In late June in a last burst of vibrant colour in the garden I was gobsmacked at the energetic display being put on by two contrasting plants. The yellow centred purple flowers of a hybrid tree dahlia called ‘Timothy Hammett’ look great next to a mass of the butter yellow copper canyon daisy Tagetes lemmonii. Both shrubs are over head height and covered with flowers. They are such reliable early winter bloomers adding a real zing to the garden and providing the bees with some last minute sustenance. Also looking good was the pineapple sage/salvia whose red blooms are much frequented by the eastern spinebills. The purple Mexican sage was also a splash of colour as was the deep blue of another sage called ‘Anthony Parker’. Also looking good in a more muted fashion were the pale pink, delicate, double flowers of an abutilon. It’s taken almost a year for it to settle in and grow, but it was worth the wait! Abutilons haven’t done well in my garden during the drought – I think they appreciate and will do better with a moist soil. However this one has finally hit its straps and I counted half a dozen flowers hanging from the plant which is only 1m tall so far. Abutilons come in a wide range of colours and are an old garden favourite: certainly one of mine. However we have now had a few hard frosts and the dahlias are no more, the salvias have dropped the last of their flowers and the abutilon is flowerless. The sole splash of colour is provided by the tagetes which is still covered in blooms.

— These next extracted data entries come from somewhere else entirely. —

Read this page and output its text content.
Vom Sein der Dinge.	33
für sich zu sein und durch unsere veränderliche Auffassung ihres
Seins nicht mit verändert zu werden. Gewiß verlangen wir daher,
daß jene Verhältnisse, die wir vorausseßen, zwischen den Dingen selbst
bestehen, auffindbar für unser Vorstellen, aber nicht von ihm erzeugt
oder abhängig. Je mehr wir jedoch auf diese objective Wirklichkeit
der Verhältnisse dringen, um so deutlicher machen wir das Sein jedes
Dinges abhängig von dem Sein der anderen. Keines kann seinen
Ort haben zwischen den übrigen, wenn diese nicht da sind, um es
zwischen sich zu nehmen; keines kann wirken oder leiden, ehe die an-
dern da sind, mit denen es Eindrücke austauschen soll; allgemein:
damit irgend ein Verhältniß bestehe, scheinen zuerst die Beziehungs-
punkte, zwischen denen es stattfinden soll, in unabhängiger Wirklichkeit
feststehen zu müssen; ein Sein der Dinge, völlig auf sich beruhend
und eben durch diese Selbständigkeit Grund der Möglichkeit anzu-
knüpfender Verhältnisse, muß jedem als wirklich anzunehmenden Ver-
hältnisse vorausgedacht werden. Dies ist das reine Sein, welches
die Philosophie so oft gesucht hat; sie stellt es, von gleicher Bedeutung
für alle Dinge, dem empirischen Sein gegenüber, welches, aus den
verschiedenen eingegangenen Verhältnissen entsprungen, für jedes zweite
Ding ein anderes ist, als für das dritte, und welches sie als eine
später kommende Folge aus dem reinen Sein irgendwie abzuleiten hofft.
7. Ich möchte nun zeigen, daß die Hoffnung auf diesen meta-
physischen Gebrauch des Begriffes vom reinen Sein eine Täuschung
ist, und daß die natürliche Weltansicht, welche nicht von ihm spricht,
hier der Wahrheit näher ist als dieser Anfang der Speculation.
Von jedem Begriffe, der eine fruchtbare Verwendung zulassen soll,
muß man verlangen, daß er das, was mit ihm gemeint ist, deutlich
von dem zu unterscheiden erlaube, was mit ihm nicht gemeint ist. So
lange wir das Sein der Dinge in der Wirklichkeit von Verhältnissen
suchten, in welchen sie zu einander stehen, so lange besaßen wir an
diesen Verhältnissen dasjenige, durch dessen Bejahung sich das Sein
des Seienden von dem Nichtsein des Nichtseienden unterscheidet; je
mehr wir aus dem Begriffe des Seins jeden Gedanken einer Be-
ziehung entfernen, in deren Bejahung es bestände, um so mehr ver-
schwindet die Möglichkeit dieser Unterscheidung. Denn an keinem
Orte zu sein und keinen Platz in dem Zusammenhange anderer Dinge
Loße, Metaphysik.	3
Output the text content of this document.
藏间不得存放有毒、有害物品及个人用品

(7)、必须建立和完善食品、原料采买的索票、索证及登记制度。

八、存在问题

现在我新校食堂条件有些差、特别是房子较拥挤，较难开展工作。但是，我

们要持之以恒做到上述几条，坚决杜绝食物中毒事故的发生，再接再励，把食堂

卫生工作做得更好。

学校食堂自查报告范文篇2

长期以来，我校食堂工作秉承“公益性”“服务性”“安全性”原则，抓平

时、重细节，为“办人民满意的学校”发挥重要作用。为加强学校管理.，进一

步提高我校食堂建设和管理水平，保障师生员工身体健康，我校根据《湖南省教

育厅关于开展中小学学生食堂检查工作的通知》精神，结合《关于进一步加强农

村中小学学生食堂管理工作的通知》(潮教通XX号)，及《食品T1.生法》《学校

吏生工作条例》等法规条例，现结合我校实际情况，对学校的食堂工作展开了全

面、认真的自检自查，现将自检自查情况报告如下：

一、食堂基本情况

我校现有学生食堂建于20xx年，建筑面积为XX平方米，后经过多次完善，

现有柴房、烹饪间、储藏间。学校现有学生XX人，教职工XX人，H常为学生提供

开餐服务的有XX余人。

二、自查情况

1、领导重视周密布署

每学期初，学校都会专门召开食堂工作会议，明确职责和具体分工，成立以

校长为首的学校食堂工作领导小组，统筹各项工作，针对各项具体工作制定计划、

The soft-leaf buffalo lawn has had its final cut – it won’t need doing again until October. Conversely the back lawn which is composed of cool season grasses (and a lot of weeds) is just revving up for its growing season! The pincushion hakeas (Hakea laurina) are looking particularly good this year and a new cultivar called ‘Stockdale Sensation’ is a very pretty improvement – more pink than the usual red. The last of the autumnal tints have vanished – the reds and oranges of the smoke bush, the purple berberis and deciduous photinia, the yellow of the forsythia and the oranges and yellows of the weeping apricot. The last of the roses have finished flowering – butter yellow ‘Graham Thomas’, soft pinky apricot ‘Abraham Darby’, red ‘Red Pixie’ and lolly pink ‘The Fairy’.
Fragrance in the garden adds a welcome dimension to the outdoors and I was brought up short by a gorgeous perfume in the air the other day. It was the flowers on the Flinders Range wattle Acacia iteaphylla that reliable autumnal bloomer. I bought mine as a ‘normal’ plant but it has turned out to be a mutation and it has taken a ground covering form rather than growing into a large shrub. The flowers still smell sweet though and cover the plant in balls of soft yellow at this time of the year.
In the vegetable garden the silver beet seedlings are beginning to thrive and seedlings of coriander are popping up. I think I’ve had a failure with the crimson flowered broad beans – the seed was a couple of years old and hasn’t come up. Still it’s not too late to sow another crop – but this time I’ll use fresh seed. I must put in some broccoli seedlings and leek seedlings and sow some onion seed. So many jobs to be done and no time after work to do it because the sun is disappearing as I arrive home from work. On a brighter note it’s great to see the daffodils pushing their way through the newly moistened soil. I saw some early jonquil types flowering the other day so ours won’t be far behind. I can’t wait to see the multitude of shades of yellow, cream, white and apricot dancing on top of their slender stems in late winter.